Abstract
Purpose :
Rubeosis Iridis (RI) is characterized by an increase in neovascularization and inflammation factors in the iris. During angiogenesis, the urokinase plasminogen activator (uPA) and its receptor (uPAR) play a pivotal role in extracellular matrix remodeling, where uPAR regulates endothelial cell migration and proliferation through assembly with transmembrane receptors. Here, in a context of hypoxia-induced angiogenesis, the antagonist effects of UPARANT onto the uPA/uPAR system were investigated using a novel ex vivo human iris organotypic angiogenesis assay. Additionally, to further elucidate whether UPARANT acts on epithelial or endothelial cells, in vitro assays were performed on human iris epithelial cells (hIEC) versus human retinal endothelial cells (hREC).
Methods :
hIEC, hREC and human iris organotypic cultures were kept in normoxia (20% O2) or exposed to hypoxia-stimulated angiogenesis (1% O2), and treated with UPARANT and control-vehicle. UPARANT anti-angiogenic effects were analyzed by in vitro wound healing and spheroid sprouting assays, ex vivo human iris sprouting assay, immunofluorescence, quantitative PCR and protein assays (western and dot blots, and co-immunoprecipitation). The effects of UPARANT in human ex vivo iris angiogenesis were focal to endothelial cells.
Results :
UPARANT does not affect iris epithelial wound recovery yet reduces sprouting angiogenesis in hREC spheroids and ex vivo human iris organotypic cultures. Western blot analysis demonstrates that UPARANT leads to a decrease of hypoxia-inducible factor (HIF)-1α protein levels, concomitantly with a decrease in phosphorylation levels of protein kinase B (AKT) and cyclic AMP response element-binding protein (CREB) when compared to vehicle treated.

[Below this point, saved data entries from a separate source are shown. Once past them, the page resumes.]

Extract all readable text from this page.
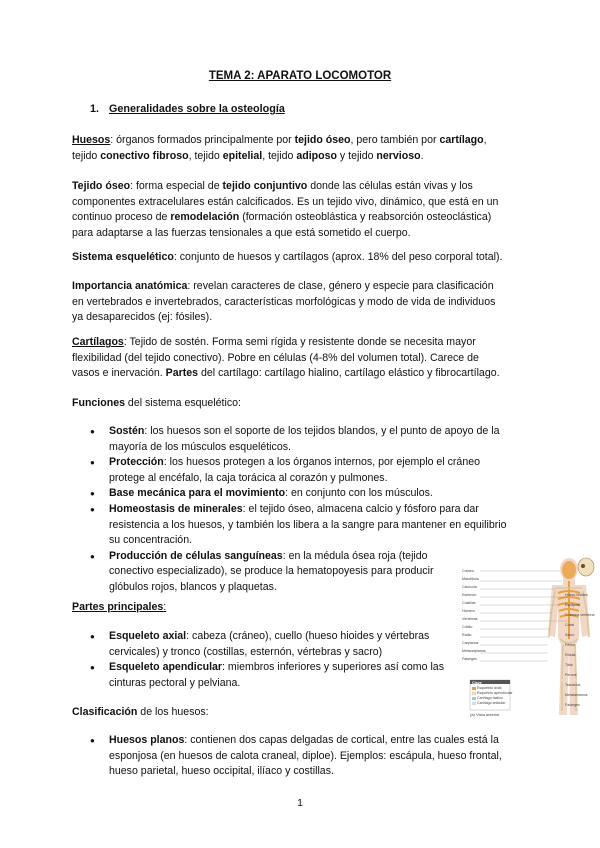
TEMA 2: APARATO LOCOMOTOR
1. Generalidades sobre la osteología
Huesos: órganos formados principalmente por tejido óseo, pero también por cartílago,
tejido conectivo fibroso, tejido epitelial, tejido adiposo y tejido nervioso.
Tejido óseo: forma especial de tejido conjuntivo donde las células están vivas y los
componentes extracelulares están calcificados. Es un tejido vivo, dinámico, que está en un
continuo proceso de remodelación (formación osteoblástica y reabsorción osteoclástica)
para adaptarse a las fuerzas tensionales a que está sometido el cuerpo.
Sistema esquelético: conjunto de huesos y cartílagos (aprox. 18% del peso corporal total).
Importancia anatómica: revelan caracteres de clase, género y especie para clasificación
en vertebrados e invertebrados, características morfológicas y modo de vida de individuos
ya desaparecidos (ej: fósiles).
Cartílagos: Tejido de sostén. Forma semi rígida y resistente donde se necesita mayor
flexibilidad (del tejido conectivo). Pobre en células (4-8% del volumen total). Carece de
vasos e inervación. Partes del cartílago: cartílago hialino, cartílago elástico y fibrocartílago.
Funciones del sistema esquelético:
●	Sostén: los huesos son el soporte de los tejidos blandos, y el punto de apoyo de la
mayoría de los músculos esqueléticos.
●	Protección: los huesos protegen a los órganos internos, por ejemplo el cráneo
protege al encéfalo, la caja torácica al corazón y pulmones.
●	Base mecánica para el movimiento: en conjunto con los músculos.
●	Homeostasis de minerales: el tejido óseo, almacena calcio y fósforo para dar
resistencia a los huesos, y también los libera a la sangre para mantener en equilibrio
su concentración.
●	Producción de células sanguíneas: en la médula ósea roja (tejido
conectivo especializado), se produce la hematopoyesis para producir
glóbulos rojos, blancos y plaquetas.
Partes principales:
●	Esqueleto axial: cabeza (cráneo), cuello (hueso hioides y vértebras
cervicales) y tronco (costillas, esternón, vértebras y sacro)
●	Esqueleto apendicular: miembros inferiores y superiores así como las
cinturas pectoral y pelviana.
Clasificación de los huesos:
●	Huesos planos: contienen dos capas delgadas de cortical, entre las cuales está la
esponjosa (en huesos de calota craneal, diploe). Ejemplos: escápula, hueso frontal,
hueso parietal, hueso occipital, ilíaco y costillas.
Cráneo
Mandíbula
Clavícula
Esternón
Costillas
Húmero
Vértebras
Cúbito
Radio
Carpianos
Metacarpianos
Falanges
Hueso hioides
Escápula
Columna vertebral
Coxal
Sacro
Fémur
Rótula
Tibia
Peroné
Tarsianos
Metatarsianos
Falanges
Clave
Esqueleto axial
Esqueleto apendicular
Cartílago hialino
Cartílago articular
(a) Vista anterior
1
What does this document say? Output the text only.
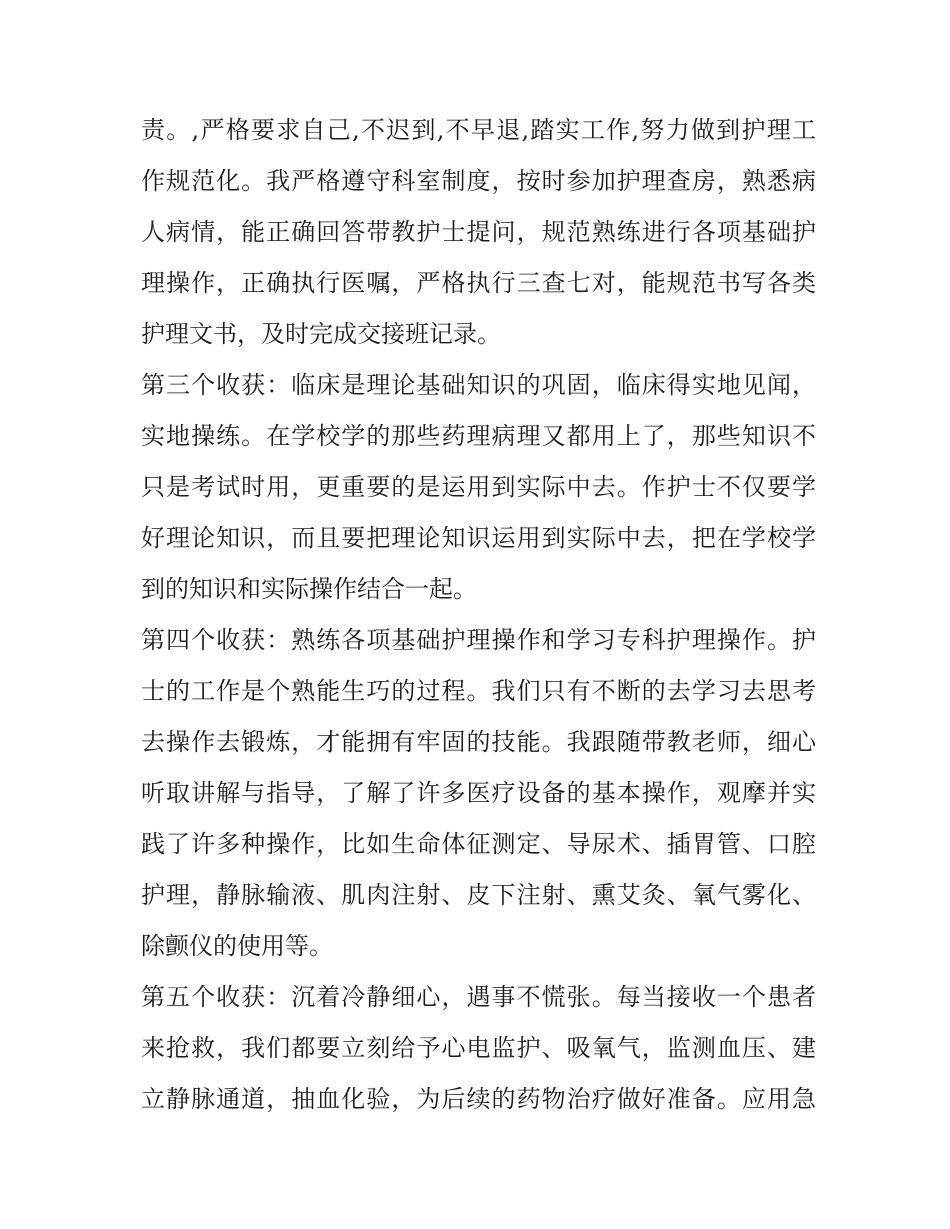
责。,严格要求自己,不迟到,不早退,踏实工作,努力做到护理工
作规范化。我严格遵守科室制度，按时参加护理查房，熟悉病
人病情，能正确回答带教护士提问，规范熟练进行各项基础护
理操作，正确执行医嘱，严格执行三查七对，能规范书写各类
护理文书，及时完成交接班记录。
第三个收获：临床是理论基础知识的巩固，临床得实地见闻，
实地操练。在学校学的那些药理病理又都用上了，那些知识不
只是考试时用，更重要的是运用到实际中去。作护士不仅要学
好理论知识，而且要把理论知识运用到实际中去，把在学校学
到的知识和实际操作结合一起。
第四个收获：熟练各项基础护理操作和学习专科护理操作。护
士的工作是个熟能生巧的过程。我们只有不断的去学习去思考
去操作去锻炼，才能拥有牢固的技能。我跟随带教老师，细心
听取讲解与指导，了解了许多医疗设备的基本操作，观摩并实
践了许多种操作，比如生命体征测定、导尿术、插胃管、口腔
护理，静脉输液、肌肉注射、皮下注射、熏艾灸、氧气雾化、
除颤仪的使用等。
第五个收获：沉着冷静细心，遇事不慌张。每当接收一个患者
来抢救，我们都要立刻给予心电监护、吸氧气，监测血压、建
立静脉通道，抽血化验，为后续的药物治疗做好准备。应用急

Phospho-protein array illustrated an unidentified antagonism of UPARANT in the interaction of uPAR with the low-density lipoprotein receptor-related protein-1, resulting in inhibition of b-catenin–mediated angiogenesis in this model.
Conclusions :
These findings corroborate the role of UPARANT as a multifactor inhibitor of ocular vascular endothelial cells, which could benefit the treatment of RI in patients afflicted with multiple other ocular neovascular diseases.
This abstract was presented at the 2022 ARVO Annual Meeting, held in Denver, CO, May 1-4, 2022, and virtually.